Artist Mike Brown in the 1980s with some of the graffiti which he painted around North Fitzroy’s streets.Credit: John Woudstra
However, Brown railed against the art establishment and thought graffiti was often a more authentic form of artistic expression than high art. He remains the only Australian artist successfully prosecuted for obscenity.
While street art has become a sign of gentrification in inner Melbourne and a marketing tool for bringing tourists to places such as Hosier Lane, it was not always that way.
In 1987, Brown wrote a letter to the editor of The Age outing himself as a graffitist. He gave his support to children who were being criminalised for what he saw as creative freedom.
“[They are] the most promisingly creative sector of modern youth,” wrote Brown. “We have an art bureaucracy that costs us millions, supporting an inbred and narcissistic coterie of ‘high artists’.
Brown’s 1984 painting Manifestations, owned by the National Gallery of Victoria.
“Yet, when an authentic art-of-the-people spontaneously erupts on the streets and railways, society reacts as though plague had broken out.”
Brown expanded on his views on graffiti in a Good Weekend profile in 1988. “When the whole meaning of art ends up as being something that happens inside an art gallery, art very quickly becomes meaningless,” he told the magazine.
Brown lived a few doors down from the wall where the mural was painted on Grant Street in North Fitzroy. It was dedicated to a woman called Angela McKenna, who was the subject of an exhibition he painted in 1990.
Nick Selenitsch, an artist and lecturer at the Victorian College of the Arts, said it was fitting that the mural had been painted over with a “particularly bland, non-committal grey”.
The Keith Haring mural in Collingwood was given heritage protection.Credit: Chris Hopkins
“North Fitzroy has become, in every way, grey,” he said.

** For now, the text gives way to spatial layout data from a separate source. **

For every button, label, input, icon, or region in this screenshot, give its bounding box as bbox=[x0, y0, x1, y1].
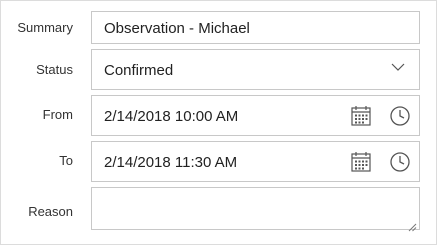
reason-label: Reason bbox=[28, 204, 73, 219]
reason-textarea[interactable] bbox=[91, 187, 420, 232]
to-value: 2/14/2018 11:30 AM bbox=[104, 154, 238, 171]
clock-icon[interactable] bbox=[389, 105, 411, 127]
to-label: To bbox=[59, 153, 73, 168]
from-datetime-input[interactable]: 2/14/2018 10:00 AM bbox=[91, 95, 420, 136]
status-value: Confirmed bbox=[104, 62, 174, 79]
calendar-icon[interactable] bbox=[350, 105, 372, 127]
chevron-down-icon[interactable] bbox=[391, 60, 405, 74]
status-label: Status bbox=[36, 62, 73, 77]
status-dropdown[interactable]: Confirmed bbox=[91, 49, 420, 90]
to-datetime-input[interactable]: 2/14/2018 11:30 AM bbox=[91, 141, 420, 182]
summary-input[interactable]: Observation - Michael bbox=[91, 11, 420, 44]
summary-label: Summary bbox=[17, 20, 73, 35]
clock-icon[interactable] bbox=[389, 151, 411, 173]
summary-value: Observation - Michael bbox=[104, 20, 250, 37]
from-label: From bbox=[42, 107, 73, 122]
calendar-icon[interactable] bbox=[350, 151, 372, 173]
from-value: 2/14/2018 10:00 AM bbox=[104, 108, 239, 125]
resize-grip-icon[interactable] bbox=[408, 218, 417, 232]
appointment-editor-form: Summary Observation - Michael Status Con… bbox=[0, 0, 437, 245]
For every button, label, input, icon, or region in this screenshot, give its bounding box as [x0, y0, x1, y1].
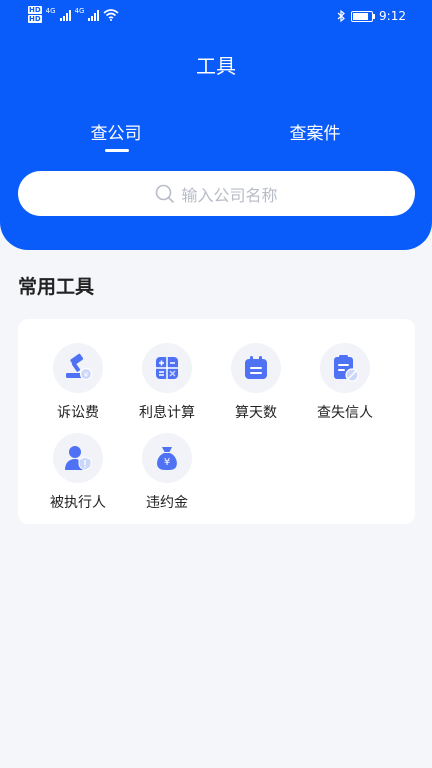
- network-type-label: 4G: [45, 6, 56, 15]
- wifi-icon: [103, 8, 119, 21]
- tool-label: 算天数: [235, 405, 277, 421]
- person-alert-icon: [65, 446, 92, 471]
- hd-badge: HD: [28, 6, 42, 14]
- page-title: 工具: [196, 54, 236, 78]
- hd-badge: HD: [28, 15, 42, 23]
- clock: 9:12: [379, 9, 406, 23]
- signal-icon: [88, 9, 100, 21]
- search-input[interactable]: 输入公司名称: [18, 171, 415, 216]
- active-tab-indicator: [105, 149, 129, 152]
- section-title: 常用工具: [18, 276, 95, 298]
- tools-card: ¥ 诉讼费 利息计算 算天数 查失信人 被执行人 ¥ 违约金: [18, 319, 415, 524]
- tab-case[interactable]: 查案件: [255, 119, 375, 144]
- hd-badges: HD HD: [28, 6, 42, 23]
- tool-interest-calc[interactable]: 利息计算: [122, 343, 212, 422]
- tool-penalty[interactable]: ¥ 违约金: [122, 433, 212, 512]
- tool-day-count[interactable]: 算天数: [211, 343, 301, 422]
- tool-executed-person[interactable]: 被执行人: [33, 433, 123, 512]
- calendar-icon: [245, 356, 267, 379]
- tool-label: 诉讼费: [57, 405, 99, 421]
- tool-label: 违约金: [146, 495, 188, 511]
- tab-company[interactable]: 查公司: [56, 119, 176, 144]
- svg-text:¥: ¥: [84, 371, 89, 379]
- signal-icon: [59, 9, 71, 21]
- tool-label: 利息计算: [139, 405, 195, 421]
- bluetooth-icon: [337, 10, 345, 22]
- tool-label: 查失信人: [317, 405, 373, 421]
- tool-litigation-fee[interactable]: ¥ 诉讼费: [33, 343, 123, 422]
- battery-icon: [351, 10, 376, 22]
- svg-text:¥: ¥: [164, 457, 170, 468]
- money-bag-icon: ¥: [157, 447, 177, 470]
- search-placeholder: 输入公司名称: [181, 185, 278, 205]
- search-icon: [156, 184, 175, 203]
- gavel-yuan-icon: ¥: [66, 353, 93, 381]
- tool-dishonest-search[interactable]: 查失信人: [300, 343, 390, 422]
- network-type-label: 4G: [74, 6, 85, 15]
- calculator-icon: [156, 357, 178, 379]
- blacklist-document-icon: [334, 355, 359, 382]
- status-bar: HD HD 4G 4G 9:12: [0, 0, 432, 36]
- tool-label: 被执行人: [50, 495, 106, 511]
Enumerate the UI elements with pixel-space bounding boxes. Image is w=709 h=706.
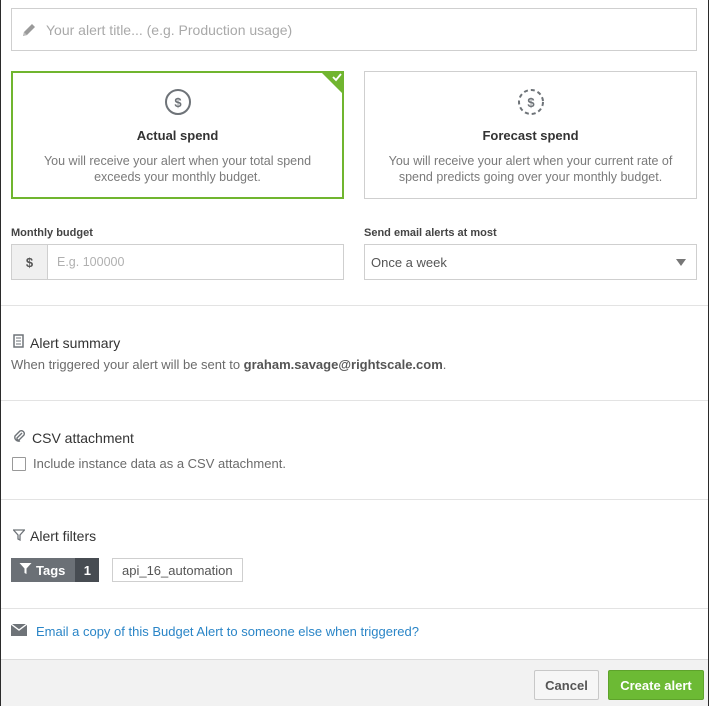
alert-summary-prefix: When triggered your alert will be sent t… [11, 357, 244, 372]
actual-spend-title: Actual spend [136, 128, 219, 143]
email-copy-link-text: Email a copy of this Budget Alert to som… [36, 624, 419, 639]
cancel-button[interactable]: Cancel [534, 670, 599, 700]
document-icon [13, 334, 25, 351]
actual-spend-card[interactable]: $ Actual spend You will receive your ale… [11, 71, 344, 199]
alert-title-input[interactable] [46, 21, 696, 38]
alert-filters-title: Alert filters [30, 528, 97, 544]
divider [1, 608, 708, 609]
tags-filter-button[interactable]: Tags 1 [11, 558, 100, 582]
email-frequency-label: Send email alerts at most [364, 227, 497, 239]
alert-summary-title: Alert summary [30, 334, 121, 351]
email-frequency-value: Once a week [371, 254, 447, 270]
forecast-spend-description: You will receive your alert when your cu… [388, 154, 673, 184]
svg-text:$: $ [527, 95, 535, 110]
monthly-budget-label: Monthly budget [11, 227, 93, 239]
email-copy-link[interactable]: Email a copy of this Budget Alert to som… [10, 623, 419, 639]
csv-attachment-title: CSV attachment [32, 429, 134, 446]
alert-summary-heading: Alert summary [13, 334, 120, 351]
dollar-circle-icon: $ [164, 88, 192, 118]
csv-attachment-heading: CSV attachment [13, 429, 134, 446]
monthly-budget-group: $ [11, 244, 344, 280]
envelope-icon [10, 623, 28, 639]
selected-check-icon [320, 71, 344, 95]
alert-title-field[interactable] [11, 8, 697, 51]
pencil-icon [12, 22, 46, 38]
monthly-budget-input[interactable] [48, 245, 343, 279]
csv-checkbox-label[interactable]: Include instance data as a CSV attachmen… [33, 456, 286, 471]
email-frequency-select[interactable]: Once a week [364, 244, 697, 280]
forecast-spend-title: Forecast spend [482, 128, 579, 143]
create-alert-button[interactable]: Create alert [608, 670, 704, 700]
dollar-dashed-circle-icon: $ [517, 88, 545, 118]
dialog-footer [1, 659, 708, 706]
tags-count-badge: 1 [75, 558, 100, 582]
svg-text:$: $ [174, 95, 182, 110]
alert-filters-heading: Alert filters [12, 528, 97, 544]
currency-prefix: $ [12, 245, 48, 279]
tag-chip[interactable]: api_16_automation [112, 558, 243, 582]
divider [1, 499, 708, 500]
funnel-icon [12, 528, 26, 544]
actual-spend-description: You will receive your alert when your to… [43, 154, 312, 184]
tags-filter-label: Tags [36, 562, 66, 578]
forecast-spend-card[interactable]: $ Forecast spend You will receive your a… [364, 71, 697, 199]
alert-summary-text: When triggered your alert will be sent t… [11, 357, 446, 372]
paperclip-icon [13, 429, 27, 446]
funnel-icon [19, 562, 32, 578]
divider [1, 400, 708, 401]
divider [1, 305, 708, 306]
csv-checkbox[interactable] [12, 457, 26, 471]
alert-summary-suffix: . [442, 357, 447, 372]
recipient-email: graham.savage@rightscale.com [243, 357, 443, 372]
chevron-down-icon [676, 259, 686, 266]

“In many ways, Mike was a one-person artistic movement, which is why he’s not better known. He was a complete nonconformist in every way in the art that he made.”
“What he painted on the side of the wall was the last remaining remnants of his artistic expression around that neighbourhood.”
While it will take the owner to give permission for it to happen, Selenitsch said he hoped the mural could be repainted by students as a kind of art history lesson.
Mike Brown walked the streets at night with a brush to paint faces, symbols and shapes.Credit: John Woudstra
He said that efforts had been made to contact the previous owner to restore the mural when it was being defaced.
“The context is crucial, there’s a reason why it was painted there,” he said.
“I think it would be welcomed by locals if they understood what was here and what had been lost.”
If the mural can’t be restored, it’s hoped that a small plaque can be installed instead to pay tribute to Brown’s work.
A Yarra City Council spokesperson said the removal of the Mike Brown mural was disappointing, but the property owner was entitled to paint the wall without a permit.
“The mural was located on private property and any decisions about the mural rests with the property owners,” they said.